Wanting to make the best of the day we joined our travel buddies on a short walk from the Ranger Station near Cradle Mountain Lodge. It was a walk we were so glad we took.

Knyvet Falls boardwalk

Descending into Dove Canyon beside Pencil Pine Creek was like stepping into another world – a very green one. Masses of twisted trees were covered in lichen, mosses and old man’s beard. Streams trickled among mounds of moss, fungi and golden leaves fallen from Myrtle trees while in the background the river was tumbling among the granite boulders that remained from the last ice age. It was a magical place.

Vivid greens

Protecting the delicate mosses from footfall was a boardwalk for the entire length of the walk, which snaked around trees, up and down slopes and across streams. There was so much to look at and photograph we were soon being overtaken – tricky on a narrow boardwalk without passing places!

It helped that we were protected from the cold winds and passing showers overhead. We were in no rush to move on and could have happily spent hours wandering around here but there was something else to see a little further along and in the background we could hear it – the rush of falling water.

Knyvet Falls

Named after Knyvet Roberts, an early explorer who, along with three colleagues, completed a 5-day cross country hike to Lake St Clair in 1908. It was a time before maps were available and with no defined track over rough country, mountains and rivers.

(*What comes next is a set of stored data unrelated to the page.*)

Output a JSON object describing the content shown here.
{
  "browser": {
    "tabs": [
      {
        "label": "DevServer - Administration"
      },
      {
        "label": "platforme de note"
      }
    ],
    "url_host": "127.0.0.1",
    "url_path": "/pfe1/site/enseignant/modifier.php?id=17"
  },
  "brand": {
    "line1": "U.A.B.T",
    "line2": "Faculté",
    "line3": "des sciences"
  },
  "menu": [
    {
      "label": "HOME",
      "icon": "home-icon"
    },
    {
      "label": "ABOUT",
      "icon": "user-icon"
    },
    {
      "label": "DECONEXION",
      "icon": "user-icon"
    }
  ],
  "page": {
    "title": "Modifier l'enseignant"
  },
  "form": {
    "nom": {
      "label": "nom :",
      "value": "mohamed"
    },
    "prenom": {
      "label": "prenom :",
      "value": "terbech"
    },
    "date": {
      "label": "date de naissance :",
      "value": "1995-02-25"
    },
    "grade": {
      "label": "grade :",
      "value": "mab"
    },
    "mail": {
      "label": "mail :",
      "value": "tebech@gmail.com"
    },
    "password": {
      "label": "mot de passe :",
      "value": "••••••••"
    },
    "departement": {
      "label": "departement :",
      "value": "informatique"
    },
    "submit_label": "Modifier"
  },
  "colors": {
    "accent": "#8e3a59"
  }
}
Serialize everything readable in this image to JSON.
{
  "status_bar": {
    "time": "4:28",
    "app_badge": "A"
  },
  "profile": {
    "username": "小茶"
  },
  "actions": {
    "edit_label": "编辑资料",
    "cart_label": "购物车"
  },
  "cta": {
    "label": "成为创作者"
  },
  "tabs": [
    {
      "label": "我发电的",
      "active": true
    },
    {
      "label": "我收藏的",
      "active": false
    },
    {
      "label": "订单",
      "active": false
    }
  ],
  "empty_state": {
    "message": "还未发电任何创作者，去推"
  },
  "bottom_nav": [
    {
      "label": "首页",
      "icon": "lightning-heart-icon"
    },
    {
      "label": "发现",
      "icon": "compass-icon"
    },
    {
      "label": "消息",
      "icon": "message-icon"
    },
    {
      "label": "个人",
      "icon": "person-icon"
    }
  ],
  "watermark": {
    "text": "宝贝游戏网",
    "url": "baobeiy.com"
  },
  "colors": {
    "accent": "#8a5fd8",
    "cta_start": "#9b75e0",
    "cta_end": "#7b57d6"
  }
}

All four survived their gruelling adventure living on the few supplies they carried and echidna, which they occasionally managed to catch.

Knyvet Falls is a wide but not a particularly long drop but it does make up for it in volume – at least at the time we visited in April. The water here, common to the West Coast, is more the colour of a milk-less tea than the crystal clear water you would expect filtering down from the mountains. It is caused by tannins leaching from the roots of the button grass plant and the peat on which it grows.

Unfortunately the viewing platform is perhaps the worst place to get a good photograph of the falls. Several images published via the Internet show a view from the front-left side of the falls but to reach there requires stepping-off the path and that risks damaging the delicate plant life. The main highlight of this walk, though, for us at least, was the coverage of mosses and lichen that forms on anything stationary long enough for it to get a hold.

Lichens

Time for a little Warmth

There’s nothing better than a hot drink in front of a log fire after a walk in the cold weather. And that’s exactly what we had in mind as we crossed the road and headed for the Cradle Mountain Tavern. We weren’t alone. Two roaring log fires were warming the chills off the hikers with wet clothing draped across the back of chairs.

Mulled wine by the mug was on offer. So too were delicious hot cross buns eased along with a latte and the good company of our travel buddies. It was a great way to relax before catching the shuttle back to camp.

One last cold night before we move on and the promise of warmer, drier weather ahead. Cradle Mountain was everything we hoped it would be. Mixed weather didn’t spoil our visit, instead it emphasised the wild and unpredictable nature of high altitude wilderness.

* The word ‘hoolie’ is believed to come from the Orkney Scots word ‘hoolan’, meaning a strong gale and the Irish word for a noisy party.